I NEARLY had a heart attack the first time I saw a dog in a pub. It happened in Crouch End last week, while I was on an official first date with an adult male human.
I was already on edge, because I’m not used to going on dates. In Ireland, there is no such thing.
Going for a drink with someone can mean absolutely anything.
It could be a catch up, a work meeting, a therapy session or a simple way to fill time before dinner.
Nobody asks, nobody tells. Both parties shuffle around and attempt to guess what, if anything, the other is after.
Often, even after they sleep with each other, the relationship remains ambiguous.
The only way people know for sure they are going out with each other is when they buy a house together.
Property, even if it does turn out to be less than worthless, speaks louder than words.
Here, it’s different. People ask each other out and nobody laughs.
So, I was on a date and that’s when a dog rested his head on the arm of my chair and sighed loudly. I jumped up, terrified.
I’m not afraid of dogs, it’s just that dogs aren’t allowed in pubs at home. Perhaps they are if they’re helper dogs, or wealthy, thirsty dogs.
That night in Crouch End, there was a terrifying few seconds where I thought a silky-faced, floppy eared bag snatching man had rested his brazen head beside me. No wonder I jumped, I get frights really easily at the best of times.
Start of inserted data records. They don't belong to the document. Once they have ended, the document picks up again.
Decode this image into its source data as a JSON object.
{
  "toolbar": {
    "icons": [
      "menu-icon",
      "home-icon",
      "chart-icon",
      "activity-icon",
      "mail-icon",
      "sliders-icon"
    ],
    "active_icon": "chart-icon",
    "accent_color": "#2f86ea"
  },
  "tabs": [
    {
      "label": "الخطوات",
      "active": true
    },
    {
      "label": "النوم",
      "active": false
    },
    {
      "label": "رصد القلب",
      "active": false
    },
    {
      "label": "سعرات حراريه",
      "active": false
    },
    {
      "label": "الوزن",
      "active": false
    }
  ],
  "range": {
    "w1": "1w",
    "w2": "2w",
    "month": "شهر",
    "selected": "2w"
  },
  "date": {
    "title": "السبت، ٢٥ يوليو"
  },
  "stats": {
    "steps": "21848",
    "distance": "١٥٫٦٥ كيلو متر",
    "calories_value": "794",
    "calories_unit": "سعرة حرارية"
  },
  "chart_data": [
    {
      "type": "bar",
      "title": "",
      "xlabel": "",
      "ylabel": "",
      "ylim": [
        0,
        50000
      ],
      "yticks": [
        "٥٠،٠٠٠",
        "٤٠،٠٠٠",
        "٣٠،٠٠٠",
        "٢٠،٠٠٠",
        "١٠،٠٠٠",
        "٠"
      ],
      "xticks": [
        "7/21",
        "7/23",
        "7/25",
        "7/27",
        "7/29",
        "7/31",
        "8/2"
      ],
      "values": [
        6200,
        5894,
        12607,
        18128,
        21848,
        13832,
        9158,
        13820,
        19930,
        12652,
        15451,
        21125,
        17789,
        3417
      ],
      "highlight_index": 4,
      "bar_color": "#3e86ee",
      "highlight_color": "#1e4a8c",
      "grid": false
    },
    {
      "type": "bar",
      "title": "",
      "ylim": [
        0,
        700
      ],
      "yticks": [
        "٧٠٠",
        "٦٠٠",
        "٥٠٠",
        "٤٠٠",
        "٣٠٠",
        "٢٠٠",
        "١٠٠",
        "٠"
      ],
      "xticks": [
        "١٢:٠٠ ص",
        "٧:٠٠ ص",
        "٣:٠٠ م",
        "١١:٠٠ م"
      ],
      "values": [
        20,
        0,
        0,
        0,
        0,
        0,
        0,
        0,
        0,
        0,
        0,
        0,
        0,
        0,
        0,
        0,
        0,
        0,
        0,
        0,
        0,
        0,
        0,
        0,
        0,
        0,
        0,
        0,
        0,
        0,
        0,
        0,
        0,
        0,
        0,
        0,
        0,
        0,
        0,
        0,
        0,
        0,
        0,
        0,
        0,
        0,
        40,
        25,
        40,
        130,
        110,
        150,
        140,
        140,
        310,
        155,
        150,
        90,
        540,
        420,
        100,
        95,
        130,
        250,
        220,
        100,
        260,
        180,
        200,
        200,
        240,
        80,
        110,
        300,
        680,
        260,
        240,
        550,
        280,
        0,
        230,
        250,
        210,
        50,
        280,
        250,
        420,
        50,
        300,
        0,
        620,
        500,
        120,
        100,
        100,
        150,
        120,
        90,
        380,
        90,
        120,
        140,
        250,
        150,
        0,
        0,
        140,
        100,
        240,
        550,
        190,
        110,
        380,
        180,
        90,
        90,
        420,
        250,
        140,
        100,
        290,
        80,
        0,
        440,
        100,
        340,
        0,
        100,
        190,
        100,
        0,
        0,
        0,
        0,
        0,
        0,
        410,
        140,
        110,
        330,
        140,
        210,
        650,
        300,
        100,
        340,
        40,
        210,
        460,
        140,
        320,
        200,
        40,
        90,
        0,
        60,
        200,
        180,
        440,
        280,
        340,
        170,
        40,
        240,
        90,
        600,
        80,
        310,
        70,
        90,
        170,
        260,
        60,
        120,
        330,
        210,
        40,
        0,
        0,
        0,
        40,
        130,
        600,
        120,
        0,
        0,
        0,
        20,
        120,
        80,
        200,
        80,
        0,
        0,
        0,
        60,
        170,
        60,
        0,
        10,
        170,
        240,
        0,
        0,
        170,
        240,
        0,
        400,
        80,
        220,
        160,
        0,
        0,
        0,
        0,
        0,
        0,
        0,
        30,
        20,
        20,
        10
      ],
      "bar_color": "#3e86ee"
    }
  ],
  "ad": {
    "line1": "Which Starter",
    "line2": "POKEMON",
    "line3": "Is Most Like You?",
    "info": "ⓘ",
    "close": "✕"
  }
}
Once my sister unexpectedly said ‘hello’ and I screamed, banged my head off the doorframe then fell down some steps. I’m just an elegant, sophisticated kind of woman like that.
As you can imagine, the rhythm of the evening was thrown off by my panicky outburst. No harm, since up to that point it had largely consisted of my date monologuing about his trip to Ireland while I made ‘I don’t agree but I’m being polite’ faces.
He said Ireland was a wonderful place, but he just couldn’t bear doing everything on “Irish time”. I asked what he meant and he explained that “Irish time” is when people take a long time meandering around a topic instead of just getting on with it.
I asked for an example and he told me about a woman in a sweet shop telling him “her whole life story” before serving him.
Naturally, I’ll take my sweet Irish time before seeing him again.
Maybe I could forgive him his ignorance if everything else had been in order. By ‘in order’ I mean if he was a Michael Fassbender lookalike with a kind heart, a clever brain and a great recipe for gluten free rhubarb crumble.
Is it wrong to forgive slight racial slurs if you fancy the person doing the slurring? Please, don’t answer that. Instead, allow me to stay up here on my high horse, completely alone, tut-tutting into the night.